What I try to achieve in a .NET Core Web API is to prevent the default account lockout behavior. By default a locked out account will be unlocked after 5 minutes. In my system a locked account can only be unlocked by an Administrator.
In startup.cs
the Identity
service is configured as:
services.AddIdentity<ApplicationUser, IdentityRole>(config =>
{
config.Lockout = new LockoutOptions()
{
MaxFailedAccessAttempts = 3,
DefaultLockoutTimeSpan = new TimeSpan(Int32.MaxValue, 0, 0, 0)
};
});
So there is a property to set the DefaultLockoutTimeSpan
and I tried making the TimeSpan as big as possible (it accepts an Int32) but it throws a TimeSpan overflowed because the duration is too long.
exception.
I tried DefaultLockoutTimeSpan = new TimeSpan(-1)
as well with no success.
Does anybody have a waterproof way of preventing auto unlocking of a locked-out account (after some time)? Or, less preferred, a way to make the TimeSpan as big as Possible?

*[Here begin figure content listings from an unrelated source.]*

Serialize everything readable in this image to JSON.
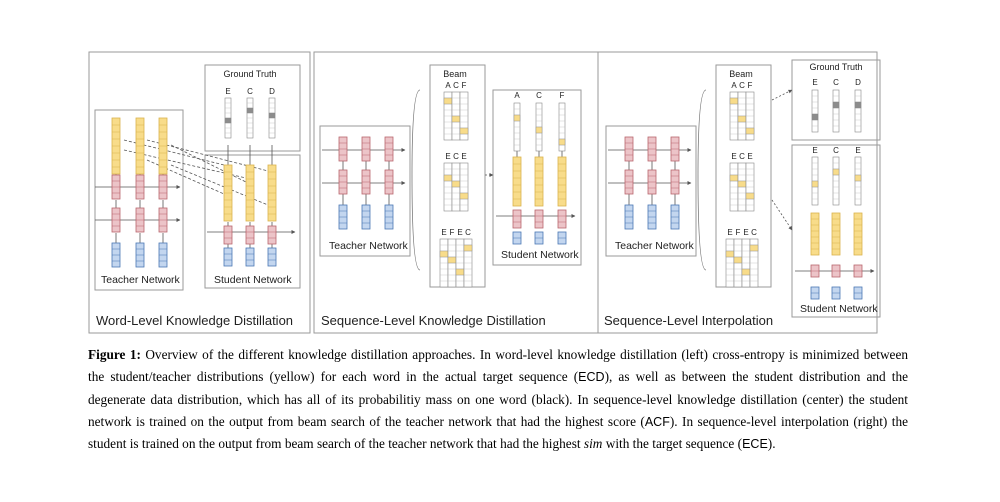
{
  "panels": {
    "word_level": {
      "title": "Word-Level Knowledge Distillation",
      "teacher_label": "Teacher Network",
      "student_label": "Student Network",
      "ground_truth": {
        "title": "Ground Truth",
        "tokens": [
          "E",
          "C",
          "D"
        ]
      }
    },
    "sequence_level": {
      "title": "Sequence-Level Knowledge Distillation",
      "teacher_label": "Teacher Network",
      "student_label": "Student Network",
      "beam": {
        "title": "Beam",
        "candidates": [
          [
            "A",
            "C",
            "F"
          ],
          [
            "E",
            "C",
            "E"
          ],
          [
            "E",
            "F",
            "E",
            "C"
          ]
        ]
      },
      "output_tokens": [
        "A",
        "C",
        "F"
      ]
    },
    "interpolation": {
      "title": "Sequence-Level Interpolation",
      "teacher_label": "Teacher Network",
      "student_label": "Student Network",
      "beam": {
        "title": "Beam",
        "candidates": [
          [
            "A",
            "C",
            "F"
          ],
          [
            "E",
            "C",
            "E"
          ],
          [
            "E",
            "F",
            "E",
            "C"
          ]
        ]
      },
      "ground_truth": {
        "title": "Ground Truth",
        "tokens": [
          "E",
          "C",
          "D"
        ]
      },
      "output_tokens": [
        "E",
        "C",
        "E"
      ]
    }
  },
  "caption": {
    "label": "Figure 1:",
    "s1": " Overview of the different knowledge distillation approaches. In word-level knowledge distillation (left) cross-entropy is minimized between the student/teacher distributions (yellow) for each word in the actual target sequence (",
    "s1_code": "ECD",
    "s2": "), as well as between the student distribution and the degenerate data distribution, which has all of its probabilitiy mass on one word (black). In sequence-level knowledge distillation (center) the student network is trained on the output from beam search of the teacher network that had the highest score (",
    "s2_code": "ACF",
    "s3": "). In sequence-level interpolation (right) the student is trained on the output from beam search of the teacher network that had the highest ",
    "s3_ital": "sim",
    "s4": " with the target sequence (",
    "s4_code": "ECE",
    "s5": ")."
  },
  "colors": {
    "yellow": "#f8dc8a",
    "yellow_stroke": "#d9b34e",
    "red": "#ecc4c8",
    "red_stroke": "#b9666e",
    "blue": "#c3d6ef",
    "blue_stroke": "#4b78b4",
    "gray": "#8c8c8c",
    "panel_stroke": "#9a9a9a"
  }
}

Implement IUserLockoutStore.GetLockoutEndDateAsync and optionally IUserLockoutStore.SetLockoutEndDate on a custom store
All the lockout check does is see if the lockout is enabled and if so, checks if the end date has passed. If you instead return DateTimeOffset.MaxValue
from GetLockoutEndDateAsync
then they will always be locked out if the flag is set and regardless of whatever is set in LockoutOptions
or in the database
Then you can override the Set method as a no-op and never store the end date at all.